A plurality of demodulation finger operation signal generators 532, 536 and 540 each generate a demodulation finger operation signal based on the count value provided from the index counter 514 in response to a finger demodulation command and a demodulation start point, received from the controller 510. The demodulation start point is a frame timing index indicating a frame boundary based on a scrambling code of a corresponding multipath signal to be demodulated. A plurality of demodulation fingers 534, 538 and 542 each are initialized in response to a corresponding initialization command from the controller 510, and perform demodulation on the received signal in response to the demodulation finger operation signals from the demodulation finger operation signal generators 532, 536 and 540. The received signal indicates a valid multipath signal, and the scrambling operation includes an initialization operation on the scrambling code.

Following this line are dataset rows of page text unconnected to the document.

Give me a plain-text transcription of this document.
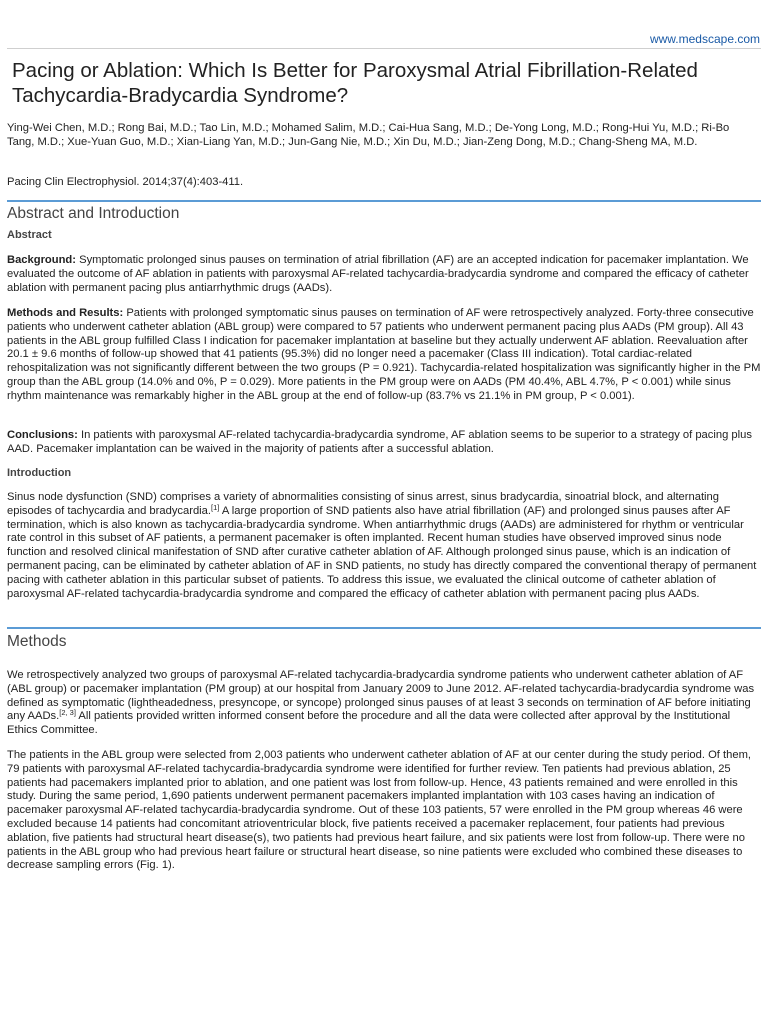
www.medscape.com
Pacing or Ablation: Which Is Better for Paroxysmal Atrial Fibrillation-Related Tachycardia-Bradycardia Syndrome?

Ying-Wei Chen, M.D.; Rong Bai, M.D.; Tao Lin, M.D.; Mohamed Salim, M.D.; Cai-Hua Sang, M.D.; De-Yong Long, M.D.; Rong-Hui Yu, M.D.; Ri-Bo Tang, M.D.; Xue-Yuan Guo, M.D.; Xian-Liang Yan, M.D.; Jun-Gang Nie, M.D.; Xin Du, M.D.; Jian-Zeng Dong, M.D.; Chang-Sheng MA, M.D.

Pacing Clin Electrophysiol. 2014;37(4):403-411.

Abstract and Introduction
Abstract

Background: Symptomatic prolonged sinus pauses on termination of atrial fibrillation (AF) are an accepted indication for pacemaker implantation. We evaluated the outcome of AF ablation in patients with paroxysmal AF-related tachycardia-bradycardia syndrome and compared the efficacy of catheter ablation with permanent pacing plus antiarrhythmic drugs (AADs).

Methods and Results: Patients with prolonged symptomatic sinus pauses on termination of AF were retrospectively analyzed. Forty-three consecutive patients who underwent catheter ablation (ABL group) were compared to 57 patients who underwent permanent pacing plus AADs (PM group). All 43 patients in the ABL group fulfilled Class I indication for pacemaker implantation at baseline but they actually underwent AF ablation. Reevaluation after 20.1 ± 9.6 months of follow-up showed that 41 patients (95.3%) did no longer need a pacemaker (Class III indication). Total cardiac-related rehospitalization was not significantly different between the two groups (P = 0.921). Tachycardia-related hospitalization was significantly higher in the PM group than the ABL group (14.0% and 0%, P = 0.029). More patients in the PM group were on AADs (PM 40.4%, ABL 4.7%, P < 0.001) while sinus rhythm maintenance was remarkably higher in the ABL group at the end of follow-up (83.7% vs 21.1% in PM group, P < 0.001).

Conclusions: In patients with paroxysmal AF-related tachycardia-bradycardia syndrome, AF ablation seems to be superior to a strategy of pacing plus AAD. Pacemaker implantation can be waived in the majority of patients after a successful ablation.

Introduction

Sinus node dysfunction (SND) comprises a variety of abnormalities consisting of sinus arrest, sinus bradycardia, sinoatrial block, and alternating episodes of tachycardia and bradycardia.[1] A large proportion of SND patients also have atrial fibrillation (AF) and prolonged sinus pauses after AF termination, which is also known as tachycardia-bradycardia syndrome. When antiarrhythmic drugs (AADs) are administered for rhythm or ventricular rate control in this subset of AF patients, a permanent pacemaker is often implanted. Recent human studies have observed improved sinus node function and resolved clinical manifestation of SND after curative catheter ablation of AF. Although prolonged sinus pause, which is an indication of permanent pacing, can be eliminated by catheter ablation of AF in SND patients, no study has directly compared the conventional therapy of permanent pacing with catheter ablation in this particular subset of patients. To address this issue, we evaluated the clinical outcome of catheter ablation of paroxysmal AF-related tachycardia-bradycardia syndrome and compared the efficacy of catheter ablation with permanent pacing plus AADs.

Methods

We retrospectively analyzed two groups of paroxysmal AF-related tachycardia-bradycardia syndrome patients who underwent catheter ablation of AF (ABL group) or pacemaker implantation (PM group) at our hospital from January 2009 to June 2012. AF-related tachycardia-bradycardia syndrome was defined as symptomatic (lightheadedness, presyncope, or syncope) prolonged sinus pauses of at least 3 seconds on termination of AF before initiating any AADs.[2, 3] All patients provided written informed consent before the procedure and all the data were collected after approval by the Institutional Ethics Committee.

The patients in the ABL group were selected from 2,003 patients who underwent catheter ablation of AF at our center during the study period. Of them, 79 patients with paroxysmal AF-related tachycardia-bradycardia syndrome were identified for further review. Ten patients had previous ablation, 25 patients had pacemakers implanted prior to ablation, and one patient was lost from follow-up. Hence, 43 patients remained and were enrolled in this study. During the same period, 1,690 patients underwent permanent pacemakers implanted implantation with 103 cases having an indication of pacemaker paroxysmal AF-related tachycardia-bradycardia syndrome. Out of these 103 patients, 57 were enrolled in the PM group whereas 46 were excluded because 14 patients had concomitant atrioventricular block, five patients received a pacemaker replacement, four patients had previous ablation, five patients had structural heart disease(s), two patients had previous heart failure, and six patients were lost from follow-up. There were no patients in the ABL group who had previous heart failure or structural heart disease, so nine patients were excluded who combined these diseases to decrease sampling errors (Fig. 1).
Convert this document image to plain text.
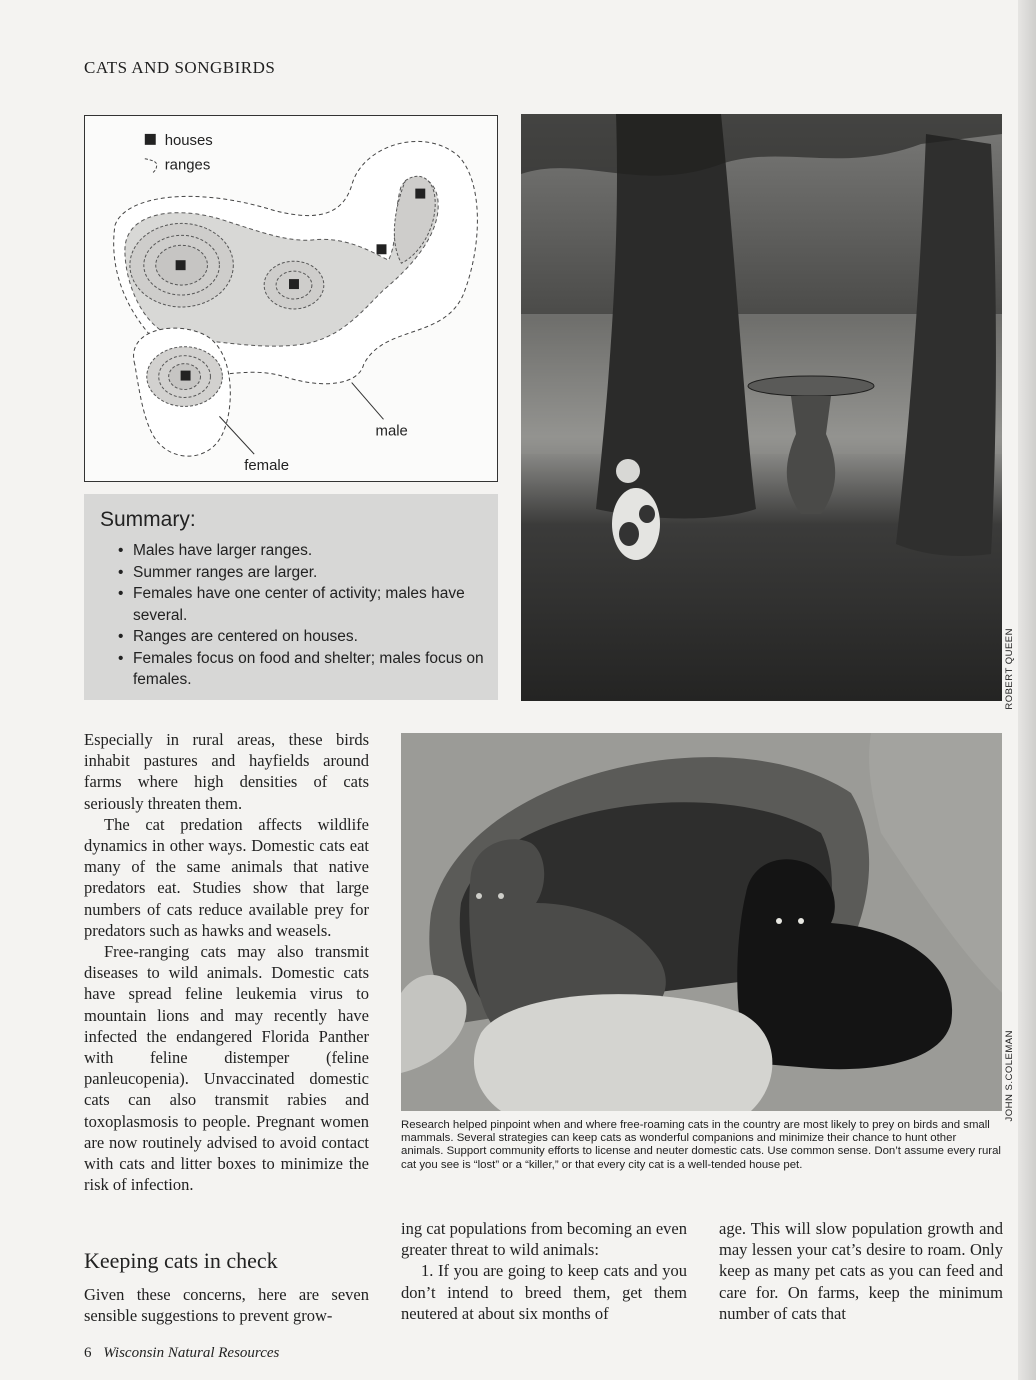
CATS AND SONGBIRDS
houses
ranges
male
female
Summary:
• Males have larger ranges.
• Summer ranges are larger.
• Females have one center of activity; males have several.
• Ranges are centered on houses.
• Females focus on food and shelter; males focus on females.	ROBERT QUEEN
JOHN S.COLEMAN
Research helped pinpoint when and where free-roaming cats in the country are most likely to prey on birds and small mammals. Several strategies can keep cats as wonderful companions and minimize their chance to hunt other animals. Support community efforts to license and neuter domestic cats. Use common sense. Don’t assume every rural cat you see is “lost” or a “killer,” or that every city cat is a well-tended house pet.

Especially in rural areas, these birds inhabit pastures and hayfields around farms where high densities of cats seriously threaten them.

The cat predation affects wildlife dynamics in other ways. Domestic cats eat many of the same animals that native predators eat. Studies show that large numbers of cats reduce available prey for predators such as hawks and weasels.

Free-ranging cats may also transmit diseases to wild animals. Domestic cats have spread feline leukemia virus to mountain lions and may recently have infected the endangered Florida Panther with feline distemper (feline panleucopenia). Unvaccinated domestic cats can also transmit rabies and toxoplasmosis to people. Pregnant women are now routinely advised to avoid contact with cats and litter boxes to minimize the risk of infection.

Keeping cats in check

Given these concerns, here are seven sensible suggestions to prevent grow-

ing cat populations from becoming an even greater threat to wild animals:

1. If you are going to keep cats and you don’t intend to breed them, get them neutered at about six months of

age. This will slow population growth and may lessen your cat’s desire to roam. Only keep as many pet cats as you can feed and care for. On farms, keep the minimum number of cats that

6 Wisconsin Natural Resources
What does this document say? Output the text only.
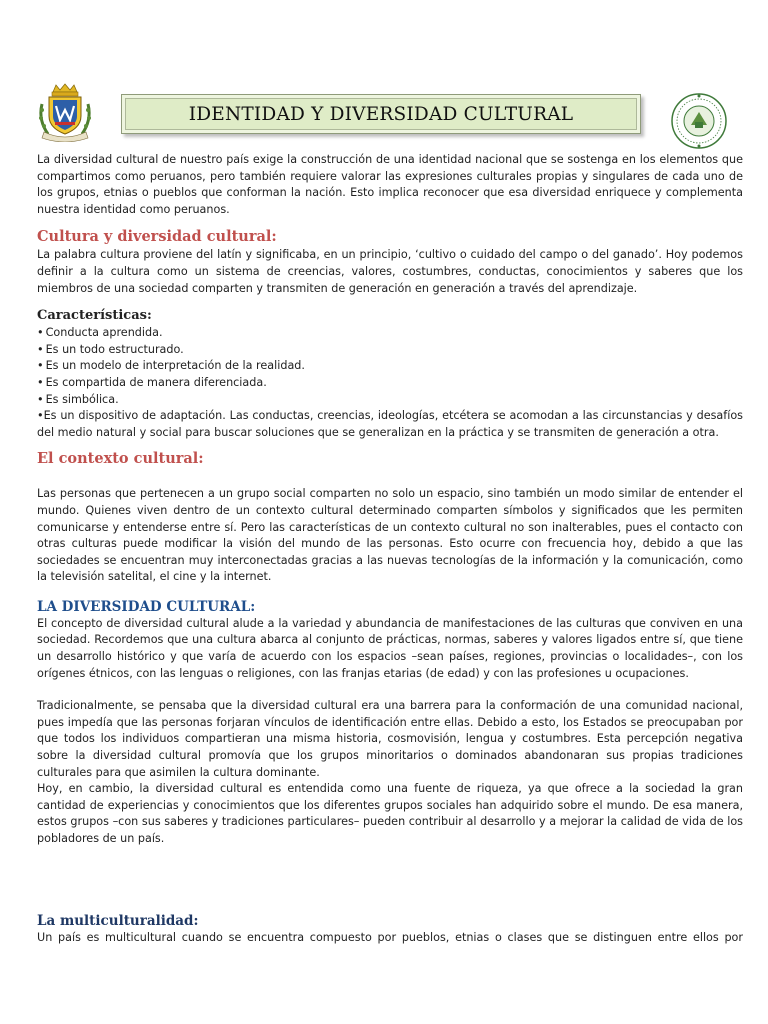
IDENTIDAD Y DIVERSIDAD CULTURAL

La diversidad cultural de nuestro país exige la construcción de una identidad nacional que se sostenga en los elementos que compartimos como peruanos, pero también requiere valorar las expresiones culturales propias y singulares de cada uno de los grupos, etnias o pueblos que conforman la nación. Esto implica reconocer que esa diversidad enriquece y complementa nuestra identidad como peruanos.

Cultura y diversidad cultural:

La palabra cultura proviene del latín y significaba, en un principio, ‘cultivo o cuidado del campo o del ganado’. Hoy podemos definir a la cultura como un sistema de creencias, valores, costumbres, conductas, conocimientos y saberes que los miembros de una sociedad comparten y transmiten de generación en generación a través del aprendizaje.

Características:
• Conducta aprendida.
• Es un todo estructurado.
• Es un modelo de interpretación de la realidad.
• Es compartida de manera diferenciada.
• Es simbólica.
• Es un dispositivo de adaptación. Las conductas, creencias, ideologías, etcétera se acomodan a las circunstancias y desafíos del medio natural y social para buscar soluciones que se generalizan en la práctica y se transmiten de generación a otra.
El contexto cultural:

Las personas que pertenecen a un grupo social comparten no solo un espacio, sino también un modo similar de entender el mundo. Quienes viven dentro de un contexto cultural determinado comparten símbolos y significados que les permiten comunicarse y entenderse entre sí. Pero las características de un contexto cultural no son inalterables, pues el contacto con otras culturas puede modificar la visión del mundo de las personas. Esto ocurre con frecuencia hoy, debido a que las sociedades se encuentran muy interconectadas gracias a las nuevas tecnologías de la información y la comunicación, como la televisión satelital, el cine y la internet.

LA DIVERSIDAD CULTURAL:

El concepto de diversidad cultural alude a la variedad y abundancia de manifestaciones de las culturas que conviven en una sociedad. Recordemos que una cultura abarca al conjunto de prácticas, normas, saberes y valores ligados entre sí, que tiene un desarrollo histórico y que varía de acuerdo con los espacios –sean países, regiones, provincias o localidades–, con los orígenes étnicos, con las lenguas o religiones, con las franjas etarias (de edad) y con las profesiones u ocupaciones.

Tradicionalmente, se pensaba que la diversidad cultural era una barrera para la conformación de una comunidad nacional, pues impedía que las personas forjaran vínculos de identificación entre ellas. Debido a esto, los Estados se preocupaban por que todos los individuos compartieran una misma historia, cosmovisión, lengua y costumbres. Esta percepción negativa sobre la diversidad cultural promovía que los grupos minoritarios o dominados abandonaran sus propias tradiciones culturales para que asimilen la cultura dominante.

Hoy, en cambio, la diversidad cultural es entendida como una fuente de riqueza, ya que ofrece a la sociedad la gran cantidad de experiencias y conocimientos que los diferentes grupos sociales han adquirido sobre el mundo. De esa manera, estos grupos –con sus saberes y tradiciones particulares– pueden contribuir al desarrollo y a mejorar la calidad de vida de los pobladores de un país.

La multiculturalidad:

Un país es multicultural cuando se encuentra compuesto por pueblos, etnias o clases que se distinguen entre ellos por
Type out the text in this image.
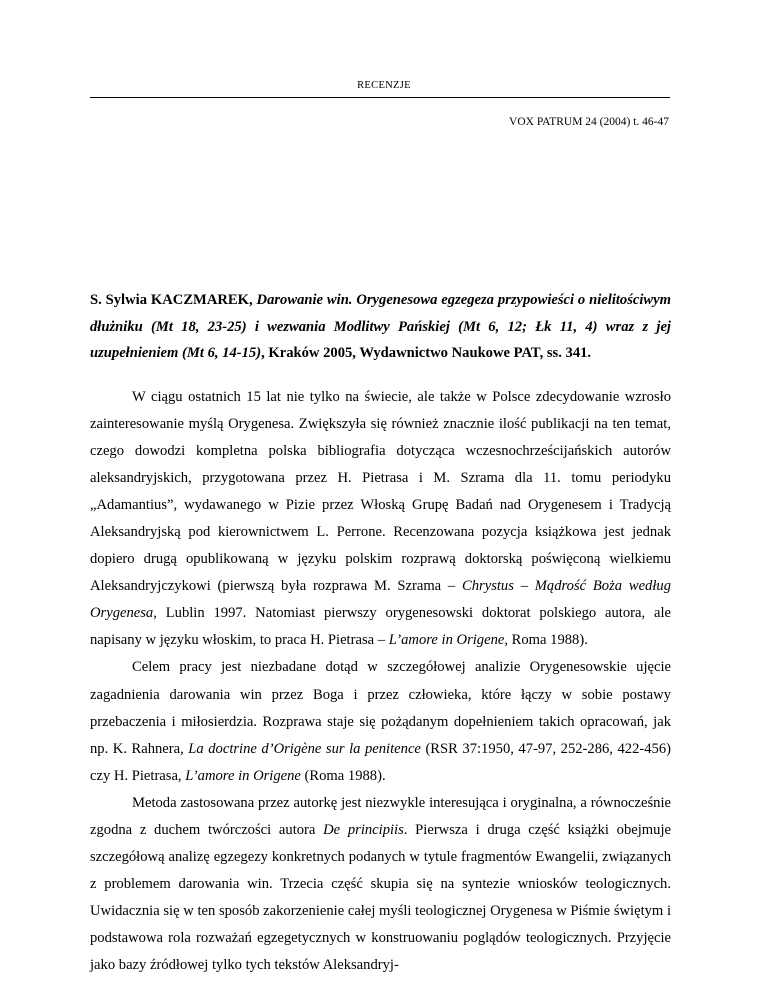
RECENZJE
VOX PATRUM 24 (2004) t. 46-47

S. Sylwia KACZMAREK, Darowanie win. Orygenesowa egzegeza przypowieści o nielitościwym dłużniku (Mt 18, 23-25) i wezwania Modlitwy Pańskiej (Mt 6, 12; Łk 11, 4) wraz z jej uzupełnieniem (Mt 6, 14-15), Kraków 2005, Wydawnictwo Naukowe PAT, ss. 341.

W ciągu ostatnich 15 lat nie tylko na świecie, ale także w Polsce zdecydowanie wzrosło zainteresowanie myślą Orygenesa. Zwiększyła się również znacznie ilość publikacji na ten temat, czego dowodzi kompletna polska bibliografia dotycząca wczesnochrześcijańskich autorów aleksandryjskich, przygotowana przez H. Pietrasa i M. Szrama dla 11. tomu periodyku „Adamantius”, wydawanego w Pizie przez Włoską Grupę Badań nad Orygenesem i Tradycją Aleksandryjską pod kierownictwem L. Perrone. Recenzowana pozycja książkowa jest jednak dopiero drugą opublikowaną w języku polskim rozprawą doktorską poświęconą wielkiemu Aleksandryjczykowi (pierwszą była rozprawa M. Szrama – Chrystus – Mądrość Boża według Orygenesa, Lublin 1997. Natomiast pierwszy orygenesowski doktorat polskiego autora, ale napisany w języku włoskim, to praca H. Pietrasa – L’amore in Origene, Roma 1988).

Celem pracy jest niezbadane dotąd w szczegółowej analizie Orygenesowskie ujęcie zagadnienia darowania win przez Boga i przez człowieka, które łączy w sobie postawy przebaczenia i miłosierdzia. Rozprawa staje się pożądanym dopełnieniem takich opracowań, jak np. K. Rahnera, La doctrine d’Origène sur la penitence (RSR 37:1950, 47-97, 252-286, 422-456) czy H. Pietrasa, L’amore in Origene (Roma 1988).

Metoda zastosowana przez autorkę jest niezwykle interesująca i oryginalna, a równocześnie zgodna z duchem twórczości autora De principiis. Pierwsza i druga część książki obejmuje szczegółową analizę egzegezy konkretnych podanych w tytule fragmentów Ewangelii, związanych z problemem darowania win. Trzecia część skupia się na syntezie wniosków teologicznych. Uwidacznia się w ten sposób zakorzenienie całej myśli teologicznej Orygenesa w Piśmie świętym i podstawowa rola rozważań egzegetycznych w konstruowaniu poglądów teologicznych. Przyjęcie jako bazy źródłowej tylko tych tekstów Aleksandryj-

However, the above-stated general cell searcher sequentially searches all search targets from the first search target to the last search target in the first-step cell search process, second-step cell search process, third-step cell search process and multipath search process, instead of multi-searching all the search targets in a lump. That is, a CPU writes search parameters for the first search target in the cell searcher. Thereafter, the cell searcher informs the CPU of a completed search on the first search target. The CPU then reads the completed search result provided by the cell searcher. Thereafter, as described in conjunction with the first search target, even for the next search target, the CPU writes search parameters for the corresponding search target in the cell searcher. Thereafter, the cell searcher informs the CPU of a completed search on the corresponding search target. The CPU then reads the completed search result by the cell searcher. In this manner, the CPU repeatedly performs a write operation for cell search and/or a read operation for reading search results, each time a search on each of all the search targets is completed. However, since the CPU performs a plurality of software tasks while controlling the overall operation of a UE, the repetition of the write and read operations for a cell search serves as a heavy load in operation of the CPU.